For the authors pareidolia is a form of evidence to show why there is NO civilization on Mars. Skeptics pointed out that the Face on Mars was likely pareidolia when it was first made popular. The Face on Mars is therefore NOT evidence for a civilization on Mars, something the authors want to assert or at least suggest is equally possible as not.

The authors, I would argue rather weak, counterargument to the pareidolia explanation is that while that might explain the Face on Mars, it's bias to say so because it really could be a Face on Mars. It seems rather convoluted to me, as they are well aware that later photos showed that the Face on Mars was in fact a case of pareidolia. The argument seems to be, "yeah just because that explained the Face, it may not explain the other claims about stuff on Mars like a building and skeptics shouldn't use pareidolia as an argument until they prove it's not really a building". Once again attempting to shift the burden of proof.
 
The authors make a very weak argument that Joseph and Schild's paper examines the "evidence" with "due openness and objectivity". When on review they're just adding together instances of paredolia (that looks like a fort, those look like bones, plus that looks like a pyramid, etc) and claiming their addition means a weight of evidence "tip the balance towards the plausibility", of it being something anomolous (alien).
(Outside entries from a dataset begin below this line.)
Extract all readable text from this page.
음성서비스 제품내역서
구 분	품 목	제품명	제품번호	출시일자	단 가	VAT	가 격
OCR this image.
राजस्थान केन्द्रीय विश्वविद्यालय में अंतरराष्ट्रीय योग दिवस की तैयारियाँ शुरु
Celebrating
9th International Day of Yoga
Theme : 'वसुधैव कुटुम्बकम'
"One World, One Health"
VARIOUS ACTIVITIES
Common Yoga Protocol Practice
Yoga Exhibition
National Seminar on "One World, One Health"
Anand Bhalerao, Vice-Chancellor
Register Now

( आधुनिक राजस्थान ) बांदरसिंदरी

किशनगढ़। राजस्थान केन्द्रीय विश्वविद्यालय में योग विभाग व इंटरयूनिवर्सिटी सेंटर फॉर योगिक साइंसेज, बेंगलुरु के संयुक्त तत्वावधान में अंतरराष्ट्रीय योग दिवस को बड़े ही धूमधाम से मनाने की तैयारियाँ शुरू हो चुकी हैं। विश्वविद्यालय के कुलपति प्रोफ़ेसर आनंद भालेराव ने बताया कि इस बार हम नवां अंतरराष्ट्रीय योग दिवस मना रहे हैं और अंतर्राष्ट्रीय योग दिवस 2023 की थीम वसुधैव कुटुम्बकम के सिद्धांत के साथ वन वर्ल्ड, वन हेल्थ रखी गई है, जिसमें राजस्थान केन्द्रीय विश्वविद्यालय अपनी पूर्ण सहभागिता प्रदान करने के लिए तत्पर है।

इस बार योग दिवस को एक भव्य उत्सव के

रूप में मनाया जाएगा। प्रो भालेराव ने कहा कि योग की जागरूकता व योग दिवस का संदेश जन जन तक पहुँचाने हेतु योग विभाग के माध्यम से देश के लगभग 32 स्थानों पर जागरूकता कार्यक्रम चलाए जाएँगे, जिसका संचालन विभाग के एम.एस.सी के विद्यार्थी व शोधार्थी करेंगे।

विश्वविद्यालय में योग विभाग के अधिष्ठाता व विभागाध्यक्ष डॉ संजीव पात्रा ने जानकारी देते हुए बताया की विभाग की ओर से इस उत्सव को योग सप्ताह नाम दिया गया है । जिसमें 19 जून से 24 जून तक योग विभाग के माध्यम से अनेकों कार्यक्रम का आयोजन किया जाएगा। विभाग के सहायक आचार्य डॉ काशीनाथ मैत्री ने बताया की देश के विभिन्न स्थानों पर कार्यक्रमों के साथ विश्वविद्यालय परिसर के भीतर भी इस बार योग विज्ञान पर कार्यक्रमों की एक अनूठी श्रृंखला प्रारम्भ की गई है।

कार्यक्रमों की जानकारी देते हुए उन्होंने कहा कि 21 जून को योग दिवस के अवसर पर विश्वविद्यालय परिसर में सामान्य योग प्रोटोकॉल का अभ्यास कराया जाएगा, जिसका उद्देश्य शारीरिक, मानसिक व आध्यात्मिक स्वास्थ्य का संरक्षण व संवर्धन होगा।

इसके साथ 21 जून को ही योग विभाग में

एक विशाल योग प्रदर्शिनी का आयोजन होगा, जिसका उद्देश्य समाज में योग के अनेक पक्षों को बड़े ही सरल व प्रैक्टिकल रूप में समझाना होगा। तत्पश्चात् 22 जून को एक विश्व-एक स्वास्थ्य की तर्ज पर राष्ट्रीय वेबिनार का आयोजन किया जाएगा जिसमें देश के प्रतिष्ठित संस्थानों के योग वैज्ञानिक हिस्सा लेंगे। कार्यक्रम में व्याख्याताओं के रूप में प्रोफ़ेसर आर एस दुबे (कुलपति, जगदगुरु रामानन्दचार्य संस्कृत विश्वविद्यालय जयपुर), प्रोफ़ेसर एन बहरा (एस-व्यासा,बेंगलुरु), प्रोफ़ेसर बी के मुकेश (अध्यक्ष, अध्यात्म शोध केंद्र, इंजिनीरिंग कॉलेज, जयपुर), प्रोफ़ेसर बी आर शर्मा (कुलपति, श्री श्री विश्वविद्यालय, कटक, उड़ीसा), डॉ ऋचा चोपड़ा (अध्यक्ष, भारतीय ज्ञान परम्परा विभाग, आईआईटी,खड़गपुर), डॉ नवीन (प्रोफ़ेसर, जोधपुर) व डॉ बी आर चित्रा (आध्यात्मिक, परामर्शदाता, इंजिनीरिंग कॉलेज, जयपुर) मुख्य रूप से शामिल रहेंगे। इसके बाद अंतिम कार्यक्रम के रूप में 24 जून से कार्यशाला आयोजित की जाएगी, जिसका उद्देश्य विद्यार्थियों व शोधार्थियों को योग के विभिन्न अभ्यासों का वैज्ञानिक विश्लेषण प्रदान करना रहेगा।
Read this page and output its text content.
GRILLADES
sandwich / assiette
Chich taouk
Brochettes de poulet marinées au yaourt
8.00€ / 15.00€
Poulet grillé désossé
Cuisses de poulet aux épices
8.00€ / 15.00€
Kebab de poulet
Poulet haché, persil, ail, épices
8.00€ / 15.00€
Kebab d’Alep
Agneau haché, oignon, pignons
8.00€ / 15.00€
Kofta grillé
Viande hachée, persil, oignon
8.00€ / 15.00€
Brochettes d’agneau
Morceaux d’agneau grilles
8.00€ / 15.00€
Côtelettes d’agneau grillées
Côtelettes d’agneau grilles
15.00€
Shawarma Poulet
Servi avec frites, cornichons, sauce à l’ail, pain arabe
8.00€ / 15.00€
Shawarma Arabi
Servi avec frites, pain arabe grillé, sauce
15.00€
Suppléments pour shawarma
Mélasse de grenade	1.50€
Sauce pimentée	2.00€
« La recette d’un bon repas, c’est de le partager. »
It seems "openness and objectivity" would require (as @FatPhil says up-thread) breaking it apart for anaylsis rather than constructing something new.
 
Jesus in toast.

That reminds me of this old idea, from our dim distant history, back when SETI@Home and GIMPS were the only collaborative computing projects, before Folding-at-home or BOINC existed:
http://theanna.org/jesuspizza/
You might have heard your friends talk about a project, called Jesuspizza, to use thousands of Internet-connected computers to help in the search for the perfect pizza, the pizza containing the face of Jesus.
Content from External Source
No joke, we got actual death threats for that. If you're going to try and guess why, take a second guess, you are almost certainly wrong with your first guess. Back in those days (early 2000s) we were hosted on a very friendly ISP that would have never have blocked our server no matter the complaint.
 
This is also useful in pointing out context. When I saw the original photo, I just assumed it was a long shot and that I was looking out over a vast Moab or Monument Valley type landscape with this incredible spoon-like weathered arch-thing. something it would be cool to walk on if we ever get to Mars. Now seeing this photo above, it looks like it's just a small rock something the size of my hand maybe? Certainly not part of a sweeping vista I had seen in the original:
Great point NorCal Dave. I also thought the same thing when seeing the picture. What went through my head:

That's a cool rock formation.
I wonder how much weight it could hold, even on Mars.
That's really long, maybe the lower gravity makes it possible?
Maybe that's just really brittle and things like that wouldn't last on earth because of the denser air/wind/etc?

If I had just skimmed past the thread, I might have "learned" some nonsense about Mars that I didn't know before. I need to keep in mind that only military personnel are trained to not misinterpret what they see, and I wasn't in the military.
 
It's worth mentioning that most (there are people with conditions that affect their perception of faces) humans are very massively inclined to take notice of faces and our brains are heavily engaged in face recognition and analysis.

This is evolutionary, based on our existence as a highly social species, we rely heavily on recognising other faces and also reading clues from those faces as to the intentions and mood/emotions etc of other humans.

This article is useful in showing the role of face perception for humans.

https://en.wikipedia.org/wiki/Face_perception

So our brains are highly primed to to be looking at faces and pareidolia and the ability to see a face in even the crudest intentional representations are linked to this feature of our cognition.